La Chambre haute du Parlement entre dans une nouvelle séquence institutionnelle. Le Sénat a publié ce 27 mars le calendrier de l’élection du Deuxième Vice-Président, poste laissé vacant par Modeste Bahati Lukwebo, qui a remis sa démission le 18 mars dernier.
Les candidatures seront déposées les 30 et 31 mars, les listes provisoires affichées le 1er avril, les listes définitives le 2 avril après traitement des recours, et l’élection précédée d’une campagne et de l’audition des candidats en plénière se tiendra le vendredi 3 avril 2026.
Un scrutin qui intervient dans un climat politique tendu, où la succession de Bahati Lukwebo apparaît autant comme un enjeu de gouvernance parlementaire que comme un test pour la cohésion de la majorité présidentielle.
Une démission pour « sérénité », dans un contexte de motion de destitution
Dans sa lettre adressée au président du Sénat, Jean-Michel Sama Lukonde, Modeste Bahati Lukwebo avait justifié son retrait par « la recherche de la sérénité au sein de la Chambre haute du Parlement », précisant qu’il ne s’agissait « pas par aveu d’incompétence », car il s’est « toujours acquitté de charges professionnelles correctement et en temps réel ».
La démission est intervenue le jour même de la mise en place d’une commission spéciale de 27 membres, représentant toutes les provinces, chargée d’examiner une pétition de destitution initiée par le sénateur Dany Kabongo (UDPS) et signée par 83 élus sur 109. Le Sénat a pris acte de cette démission le 21 mars, clôturant de fait les travaux de la commission.
« Je n’aime pas la confrontation, j’ai préféré déposer ma démission.

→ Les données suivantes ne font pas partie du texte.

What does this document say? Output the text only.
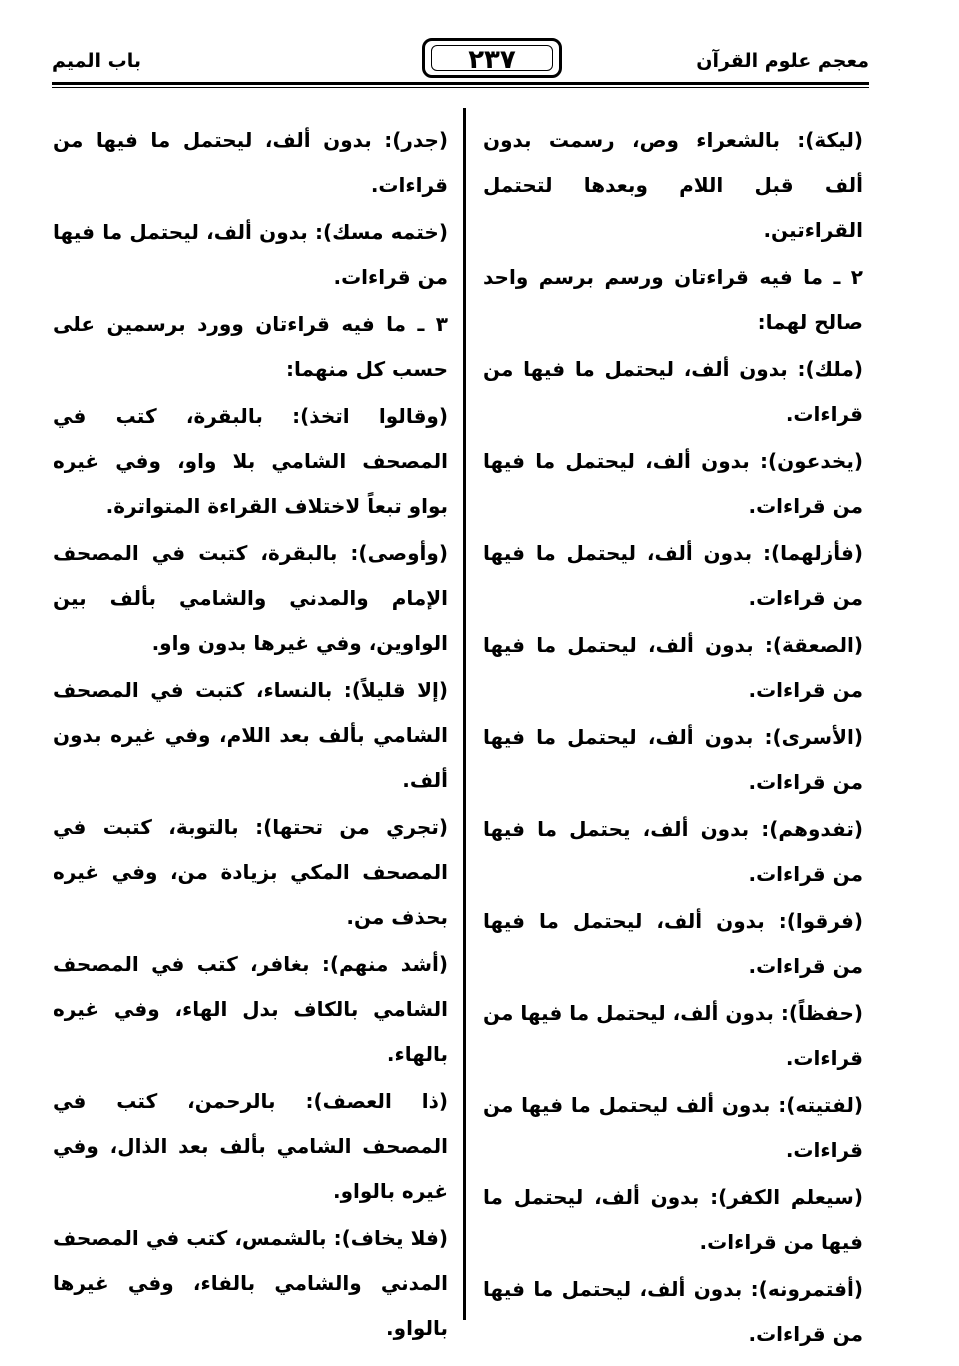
معجم علوم القرآن
٢٣٧
باب الميم

(ليكة): بالشعراء وص، رسمت بدون ألف قبل اللام وبعدها لتحتمل القراءتين.

٢ ـ ما فيه قراءتان ورسم برسم واحد صالح لهما:

(ملك): بدون ألف، ليحتمل ما فيها من قراءات.

(يخدعون): بدون ألف، ليحتمل ما فيها من قراءات.

(فأزلهما): بدون ألف، ليحتمل ما فيها من قراءات.

(الصعقة): بدون ألف، ليحتمل ما فيها من قراءات.

(الأسرى): بدون ألف، ليحتمل ما فيها من قراءات.

(تفدوهم): بدون ألف، يحتمل ما فيها من قراءات.

(فرقوا): بدون ألف، ليحتمل ما فيها من قراءات.

(حفظاً): بدون ألف، ليحتمل ما فيها من قراءات.

(لفتيته): بدون ألف ليحتمل ما فيها من قراءات.

(سيعلم الكفر): بدون ألف، ليحتمل ما فيها من قراءات.

(أفتمرونه): بدون ألف، ليحتمل ما فيها من قراءات.

(جدر): بدون ألف، ليحتمل ما فيها من قراءات.

(ختمه مسك): بدون ألف، ليحتمل ما فيها من قراءات.

٣ ـ ما فيه قراءتان وورد برسمين على حسب كل منهما:

(وقالوا اتخذ): بالبقرة، كتب في المصحف الشامي بلا واو، وفي غيره بواو تبعاً لاختلاف القراءة المتواترة.

(وأوصى): بالبقرة، كتبت في المصحف الإمام والمدني والشامي بألف بين الواوين، وفي غيرها بدون واو.

(إلا قليلاً): بالنساء، كتبت في المصحف الشامي بألف بعد اللام، وفي غيره بدون ألف.

(تجري من تحتها): بالتوبة، كتبت في المصحف المكي بزيادة من، وفي غيره بحذف من.

(أشد منهم): بغافر، كتب في المصحف الشامي بالكاف بدل الهاء، وفي غيره بالهاء.

(ذا العصف): بالرحمن، كتب في المصحف الشامي بألف بعد الذال، وفي غيره بالواو.

(فلا يخاف): بالشمس، كتب في المصحف المدني والشامي بالفاء، وفي غيرها بالواو.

Ça ne sert à rien d’engager un bras de fer avec mes collègues », a expliqué Bahati Lukwebo, invoquant sa « nature non conflictuelle ».
Constitution, Union sacrée et isolement politique : les vrais motifs
Au-delà de la formule officielle, la presse congolaise a décrit un retrait tactique. Les griefs contenus dans la pétition évoquaient l’incompétence, le manque de respect envers les institutions et des « déclarations controversées » sur une possible révision constitutionnelle.
Quelques semaines plus tôt, Bahati Lukwebo avait publiquement exprimé sa désapprobation du projet de changement de la Constitution soutenu par l’Union sacrée de la nation, avant de s’en excuser.
Il s’était notamment opposé à un troisième mandat du président Félix Tshisekedi, rappelant que l’article 220 limite le mandat présidentiel à deux quinquennats. Lui-même a nuancé ensuite : « Je ne me suis jamais prononcé ni pour ni contre un tel projet », plaidant pour une meilleure application des textes existants.
Le coup de grâce est venu de sa propre famille politique. Plusieurs élus de l’AFDC-A, son regroupement, se sont désolidarisés de leur autorité morale et ont signé la pétition, lui demandant publiquement d’en « tirer les conséquences politiques ». Face à cet isolement, Bahati Lukwebo a préféré « devancer une procédure qui s’annonçait décisive ».
Un poste stratégique à la veille de « grandes manœuvres »
Le deuxième vice-président du Sénat n’est pas une fonction secondaire : il participe à la direction du bureau, à la régulation des débats et à la stabilité institutionnelle. Dans le contexte actuel, marqué par les débats sur les réformes institutionnelles et la révision constitutionnelle, « ce poste exige désormais un profil plus politique que jamais ».
Deux critères dominent les analyses : une loyauté affirmée à la majorité présidentielle, la chute de Bahati Lukwebo étant liée à des propos jugés divergents de la ligne officielle et une expérience parlementaire solide pour répondre aux accusations d’« incompétence ».
Selon Reporter.cd, « le successeur de Lukwebo sera celui que Félix Tshisekedi aura choisi », un sénateur « dont la loyauté est sans équivoque » et « prêt à porter la croix du changement de la constitution ». L’objectif, pour le chef de l’État, serait de s’assurer que les deux Chambres sont « totalement sous contrôle avant le début de grandes manœuvres constitutionnelles », avec déjà Sama Lukonde au Sénat et Aimé Boji à l’Assemblée nationale.
En se retirant, Bahati Lukwebo, ancien président du Sénat de 2019 à 2024 et leader de la « deuxième force politique du pays » ouvre la voie à une recomposition du bureau. Reste à savoir si ce départ désamorce la crise ou ne fait que reporter une confrontation inévitable sur la gouvernance de la coalition.
L’élection du 3 avril dira quel profil la majorité veut installer à ce poste clé ; un arbitre institutionnel, ou un relais politique fidèle à la veille de débats qui s’annoncent décisifs pour l’avenir de la Constitution.